Мне бы тоже ключ, пожалуйста!:yes:

_Добавлено через 55 секунд_
мне бы тоже ключ, пожалуйста!
ia_plotnikova@mail.ru

----------


## alexsmir

> Мне бы тоже ключ, пожалуйста


Целая ветка есть на этом форуме!!!

----------


## risbb

Ребята у кого есть crack   или ключи 1с8.1  для Win 7 x64 разрядная  скинте на мыло risbb@mail.ru  заранее спасибо !!!

----------


## SKATP

Люди добрые скиньте пожал. ключик 1с 8.1 auti1@ya.ru

----------


## Blumm

Подмагните, у кого есть crack или ключики 1с8.1 для Win 7 x32 разрядная скинте на мыло i_v_a_n_54@mail.ru заранее спасибо !!!

----------


## bes_exe

Привет всем. 
Скиньте, пожалуйста, эмуль для 1с 8.1 
russia087@mail.ru
И ещё такой вопрос - эмулятор для Win 32-х и 64-х раз. версий одинаковы или нет?

----------


## fildar

> Целая ветка есть на этом форуме!!!


можно ссылочку?:blush:

----------


## Alexerg

> можно ссылочку?:blush:


Да хотя бы здесь или тут

----------


## Askar

помогите, скиньте пожалуйста ключик 1с 8.1 у меня ХР:)

_Добавлено через 1 минуту 15 секунд_
помогите, скиньте пожалуйста ключик 1с 8.1 у меня ХР   askar.n.85@mail.ru

----------


## danilov82@ya.

Выбирайте любой эмулятор

http://depositfiles.com/files/6rbt4n115
http://depositfiles.com/files/ub1fc9xf2
http://depositfiles.com/files/t1su9x9no

----------


## targatai

> Ребята у кого есть crack   или ключи 1с8.1  для Win 7 x64 разрядная  скинте на мыло risbb@mail.ru  заранее спасибо !!!
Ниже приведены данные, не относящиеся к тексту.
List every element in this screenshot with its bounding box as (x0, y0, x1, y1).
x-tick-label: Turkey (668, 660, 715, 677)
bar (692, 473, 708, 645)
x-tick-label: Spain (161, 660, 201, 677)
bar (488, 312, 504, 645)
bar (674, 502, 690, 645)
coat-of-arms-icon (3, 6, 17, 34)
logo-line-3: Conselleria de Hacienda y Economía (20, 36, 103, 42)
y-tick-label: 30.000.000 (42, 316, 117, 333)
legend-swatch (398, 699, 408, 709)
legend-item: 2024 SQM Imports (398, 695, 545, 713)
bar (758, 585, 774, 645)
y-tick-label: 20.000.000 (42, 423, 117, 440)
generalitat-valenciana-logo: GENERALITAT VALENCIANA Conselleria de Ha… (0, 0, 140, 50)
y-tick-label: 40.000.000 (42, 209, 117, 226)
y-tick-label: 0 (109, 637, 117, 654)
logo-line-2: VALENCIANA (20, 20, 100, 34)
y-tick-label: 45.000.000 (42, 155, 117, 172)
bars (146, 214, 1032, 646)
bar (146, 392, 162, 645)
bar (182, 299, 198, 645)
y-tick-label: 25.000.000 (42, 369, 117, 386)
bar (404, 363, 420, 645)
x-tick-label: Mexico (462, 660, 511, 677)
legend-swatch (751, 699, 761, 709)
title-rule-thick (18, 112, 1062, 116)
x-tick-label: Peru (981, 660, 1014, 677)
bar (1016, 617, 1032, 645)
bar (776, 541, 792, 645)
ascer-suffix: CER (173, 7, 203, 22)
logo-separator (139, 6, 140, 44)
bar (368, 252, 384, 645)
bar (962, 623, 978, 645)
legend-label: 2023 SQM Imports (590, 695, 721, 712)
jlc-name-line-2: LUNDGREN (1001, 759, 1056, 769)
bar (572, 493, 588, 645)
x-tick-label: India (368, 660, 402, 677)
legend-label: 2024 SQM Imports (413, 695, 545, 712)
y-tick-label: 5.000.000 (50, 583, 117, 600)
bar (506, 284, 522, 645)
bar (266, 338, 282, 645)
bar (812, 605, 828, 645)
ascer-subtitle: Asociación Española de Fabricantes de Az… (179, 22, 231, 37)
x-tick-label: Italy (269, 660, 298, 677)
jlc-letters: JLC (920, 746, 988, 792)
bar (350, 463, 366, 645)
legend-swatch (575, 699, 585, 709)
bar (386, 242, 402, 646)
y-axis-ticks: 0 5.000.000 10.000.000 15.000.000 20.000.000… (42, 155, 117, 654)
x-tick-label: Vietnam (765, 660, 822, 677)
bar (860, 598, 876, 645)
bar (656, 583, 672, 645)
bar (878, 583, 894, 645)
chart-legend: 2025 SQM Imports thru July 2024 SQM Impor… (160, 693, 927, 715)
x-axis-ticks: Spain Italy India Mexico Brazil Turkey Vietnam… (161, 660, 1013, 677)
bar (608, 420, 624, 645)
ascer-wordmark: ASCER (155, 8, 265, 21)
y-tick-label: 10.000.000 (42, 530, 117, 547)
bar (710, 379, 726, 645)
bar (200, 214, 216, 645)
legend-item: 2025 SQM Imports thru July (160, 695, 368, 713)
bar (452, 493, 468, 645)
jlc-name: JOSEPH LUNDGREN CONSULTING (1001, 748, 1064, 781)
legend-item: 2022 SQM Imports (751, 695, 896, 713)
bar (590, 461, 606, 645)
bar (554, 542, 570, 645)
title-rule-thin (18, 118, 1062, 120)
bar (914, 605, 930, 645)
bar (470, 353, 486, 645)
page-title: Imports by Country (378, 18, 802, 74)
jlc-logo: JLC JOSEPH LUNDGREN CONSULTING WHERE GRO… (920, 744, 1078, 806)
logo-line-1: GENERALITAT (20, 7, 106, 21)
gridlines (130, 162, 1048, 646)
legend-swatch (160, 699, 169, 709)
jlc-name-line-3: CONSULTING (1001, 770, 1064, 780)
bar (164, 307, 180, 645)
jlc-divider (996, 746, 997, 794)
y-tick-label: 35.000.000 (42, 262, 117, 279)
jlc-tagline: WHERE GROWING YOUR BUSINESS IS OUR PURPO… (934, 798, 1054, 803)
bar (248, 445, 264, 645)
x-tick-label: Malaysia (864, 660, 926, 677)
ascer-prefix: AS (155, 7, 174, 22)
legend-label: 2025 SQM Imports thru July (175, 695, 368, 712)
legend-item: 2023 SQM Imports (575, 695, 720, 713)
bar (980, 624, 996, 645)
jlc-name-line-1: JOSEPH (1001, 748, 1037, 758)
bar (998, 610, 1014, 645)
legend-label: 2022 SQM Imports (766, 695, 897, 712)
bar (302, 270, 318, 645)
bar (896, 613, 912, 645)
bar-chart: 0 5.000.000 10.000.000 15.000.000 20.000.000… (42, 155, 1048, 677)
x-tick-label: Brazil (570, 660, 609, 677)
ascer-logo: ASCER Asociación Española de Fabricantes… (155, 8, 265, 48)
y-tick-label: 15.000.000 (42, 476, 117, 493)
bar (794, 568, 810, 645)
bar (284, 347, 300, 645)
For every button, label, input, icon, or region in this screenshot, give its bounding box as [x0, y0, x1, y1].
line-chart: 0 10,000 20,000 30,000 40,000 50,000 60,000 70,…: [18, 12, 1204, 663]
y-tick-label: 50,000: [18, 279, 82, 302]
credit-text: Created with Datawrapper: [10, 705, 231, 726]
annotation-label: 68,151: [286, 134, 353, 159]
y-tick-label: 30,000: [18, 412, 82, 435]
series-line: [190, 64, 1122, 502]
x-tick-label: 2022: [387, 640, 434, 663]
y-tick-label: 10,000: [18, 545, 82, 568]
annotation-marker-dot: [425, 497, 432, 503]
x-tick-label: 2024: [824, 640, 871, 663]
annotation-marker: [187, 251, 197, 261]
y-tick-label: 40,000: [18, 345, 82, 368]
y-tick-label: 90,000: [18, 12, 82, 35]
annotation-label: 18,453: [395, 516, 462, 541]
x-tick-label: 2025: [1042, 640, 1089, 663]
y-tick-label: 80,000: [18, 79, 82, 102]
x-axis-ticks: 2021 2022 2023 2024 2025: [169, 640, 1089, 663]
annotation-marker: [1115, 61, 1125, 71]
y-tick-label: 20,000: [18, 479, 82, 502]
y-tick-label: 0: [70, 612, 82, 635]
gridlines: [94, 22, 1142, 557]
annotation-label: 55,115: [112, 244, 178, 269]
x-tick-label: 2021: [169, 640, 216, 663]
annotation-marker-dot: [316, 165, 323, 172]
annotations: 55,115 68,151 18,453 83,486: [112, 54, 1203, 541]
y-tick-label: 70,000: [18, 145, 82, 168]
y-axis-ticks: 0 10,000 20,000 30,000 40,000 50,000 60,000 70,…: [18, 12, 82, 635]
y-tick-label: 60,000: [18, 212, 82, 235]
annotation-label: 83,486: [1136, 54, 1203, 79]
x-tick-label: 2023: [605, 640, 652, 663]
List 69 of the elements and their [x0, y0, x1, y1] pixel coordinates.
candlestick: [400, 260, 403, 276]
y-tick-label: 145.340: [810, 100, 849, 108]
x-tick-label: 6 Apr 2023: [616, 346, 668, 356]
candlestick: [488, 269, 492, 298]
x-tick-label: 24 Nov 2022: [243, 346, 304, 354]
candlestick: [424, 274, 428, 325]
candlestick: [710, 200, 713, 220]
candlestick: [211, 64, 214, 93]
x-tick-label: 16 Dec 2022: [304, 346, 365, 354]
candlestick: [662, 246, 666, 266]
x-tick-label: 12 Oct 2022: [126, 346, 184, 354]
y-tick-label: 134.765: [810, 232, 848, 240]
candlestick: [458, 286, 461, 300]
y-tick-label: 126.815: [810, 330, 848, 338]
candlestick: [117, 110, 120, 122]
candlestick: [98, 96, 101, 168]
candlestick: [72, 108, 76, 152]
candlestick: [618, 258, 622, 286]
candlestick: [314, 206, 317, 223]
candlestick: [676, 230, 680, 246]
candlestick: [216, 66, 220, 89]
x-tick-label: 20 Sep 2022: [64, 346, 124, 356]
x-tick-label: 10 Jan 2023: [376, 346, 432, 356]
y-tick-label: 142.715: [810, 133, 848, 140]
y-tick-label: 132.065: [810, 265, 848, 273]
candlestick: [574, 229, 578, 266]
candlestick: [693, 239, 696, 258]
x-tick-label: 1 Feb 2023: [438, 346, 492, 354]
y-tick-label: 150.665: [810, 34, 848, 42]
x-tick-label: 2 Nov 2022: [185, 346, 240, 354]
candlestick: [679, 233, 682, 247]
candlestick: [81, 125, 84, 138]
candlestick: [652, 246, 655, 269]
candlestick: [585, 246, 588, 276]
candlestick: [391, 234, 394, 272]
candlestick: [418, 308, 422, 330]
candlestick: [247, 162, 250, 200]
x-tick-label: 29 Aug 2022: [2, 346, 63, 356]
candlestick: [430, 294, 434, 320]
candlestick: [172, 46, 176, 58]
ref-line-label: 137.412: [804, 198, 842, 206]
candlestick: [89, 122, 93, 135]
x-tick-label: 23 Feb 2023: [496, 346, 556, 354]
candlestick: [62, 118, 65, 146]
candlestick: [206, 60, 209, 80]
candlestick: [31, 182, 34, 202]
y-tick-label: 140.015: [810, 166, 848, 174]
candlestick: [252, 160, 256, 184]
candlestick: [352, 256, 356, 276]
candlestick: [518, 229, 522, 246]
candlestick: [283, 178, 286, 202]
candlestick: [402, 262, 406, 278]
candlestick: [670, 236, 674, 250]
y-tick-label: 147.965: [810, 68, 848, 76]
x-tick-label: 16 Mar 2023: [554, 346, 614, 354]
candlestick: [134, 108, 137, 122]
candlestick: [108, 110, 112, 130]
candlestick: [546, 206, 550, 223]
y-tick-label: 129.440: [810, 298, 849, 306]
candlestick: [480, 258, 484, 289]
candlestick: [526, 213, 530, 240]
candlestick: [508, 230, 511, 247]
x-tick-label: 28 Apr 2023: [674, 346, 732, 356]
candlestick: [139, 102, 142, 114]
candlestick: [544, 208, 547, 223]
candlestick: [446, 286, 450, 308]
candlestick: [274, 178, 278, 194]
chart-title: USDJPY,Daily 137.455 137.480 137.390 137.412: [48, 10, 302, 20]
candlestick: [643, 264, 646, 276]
доброго времени суток! парюсь реально уже неделю.
проблеммма что не могу поставить эмулятор под 7 х64.
если сть возможность скинь плиз на этот ящик лекарство vval_08@mail.ru

----------


## bes_exe

Да там  скорее не в эмуле дело, а в том как правильно его поставить и все везде прописать. См. выше.

----------


## Ирина7

Помогите! и скиньне пожайлуста ключик 1С8.1  Irche87@mail.ru

----------


## lnm

у кого есть кряк или чтонибудь, чтобы работала конфигурация Управление автотранспортом. Пассажирские перевозки и такси редакции 3.0.4.1 поделитесь пожалуйста.

----------


## donald k2

Пожалуйста! нужен эмулятор ключа для 1С 8.1 под Windows 7 x32
verdger@mail.ru

----------


## Alek-nn

вот еще один эмулятор! http://depositfiles.com/files/7ztnlhqya

----------


## zalivin

Есть у когонибудь эмулятор ключа дял программы 1С РАРУС "Управление автотранспортом" 8 поделитесь пожалуйста

----------


## vmprog

Помогите с лекарством для 8.1 на Win 2003 32bit
m_v@inbox.ru

----------


## ANT0N

Люди скиньте пожалуйста на мыло ant.ykt@mail.ru ключ 1с v8.1 for Windows 7 32bit :blush:

----------


## irkst

Буду очень благодарен за ключик к 8.1

----------


## ANT0N

> Люди скиньте пожалуйста на мыло ant.ykt@mail.ru ключ 1с v8.1 for Windows 7 32bit :blush:


 Об условиях договоримся.
Люди скиньте пожалуйста на мыло ant.ykt@mail.ru ключ 1с v8.1 for Windows 7 32bit  платформа 8.1.15.14

----------


## WertualSH

Добрый вечер, можно мне тож ключик для ХР. Cпс. wertual-s@yandex.ru

----------


## JuliyaJuliya

Привет! поделитесь, пожалуйста, ключом для Win7 x 64. Ящик: ulita-88@mail.ru. Буду очень благодарна!

----------


## WertualSH

> Привет! поделитесь, пожалуйста, ключом для Win7 x 64. Ящик: ulita-88@mail.ru. Буду очень благодарна!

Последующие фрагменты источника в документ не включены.